Peut-on vraiment être un « bon patron socialement responsable » dans une économie capitaliste qui reste, fondamentalement, obsédée par le profit immédiat ?
Contrainte financière
Être un « bon patron », c’est aussi faire de bons comptes.
Sur le plan financier, le « bon patron » devrait être, à la fois, un gestionnaire rigoureux et un stratège à long terme. Il maîtrise les équilibres budgétaires, la rentabilité des capitaux investis et la création de valeur pour les actionnaires… tout en refusant une logique de court terme. Le modèle de la « création de valeur partagée », défendu par Michael Porter, s’éloigne du seul rendement actionnarial pour inclure les parties prenantes. Un « bon patron » ne devrait pas sacrifier l’investissement à long terme sur l’autel des résultats trimestriels.
Ainsi, Satya Nadella, PDG de Microsoft depuis 2014, a opéré une transformation radicale de l’entreprise en investissant très tôt et massivement dans le cloud (Azure), en dépit de fortes dépenses initiales. Pari risqué, mais payant. Cette stratégie a restauré la croissance et la valorisation de l’entreprise à long terme.

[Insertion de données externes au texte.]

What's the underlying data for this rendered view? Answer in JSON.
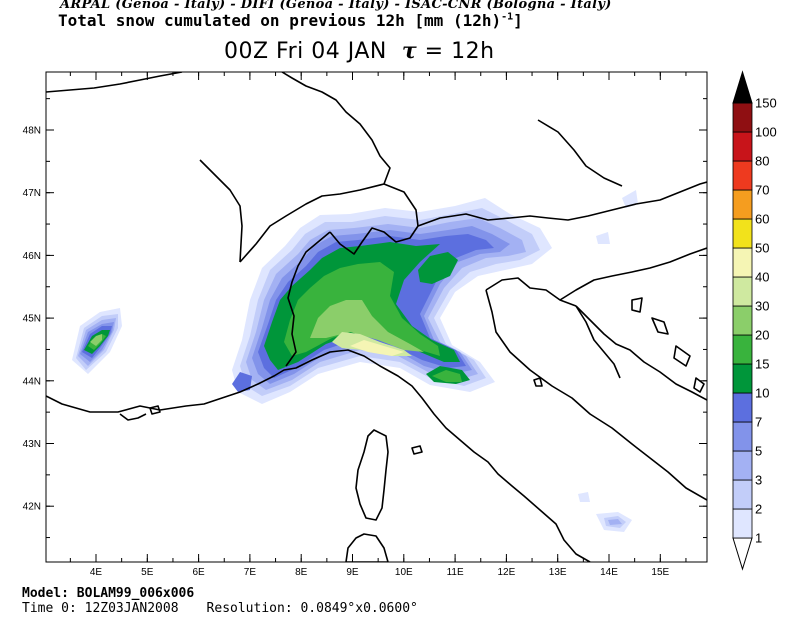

En France, Carlos Tavares, patron de Stellantis (ex-PSA), a redressé financièrement le groupe avec une discipline de gestion extrême, tout en misant sur l’électrification, devenant l’un des leaders du secteur automobile européen. Pour autant, faut-il admirer des stratégies fondées sur des plans sociaux massifs, comme ceux qu’a orchestrés Stellantis – parfois à peine dissimulés derrière l’innovation technologique ?
Un rôle social ?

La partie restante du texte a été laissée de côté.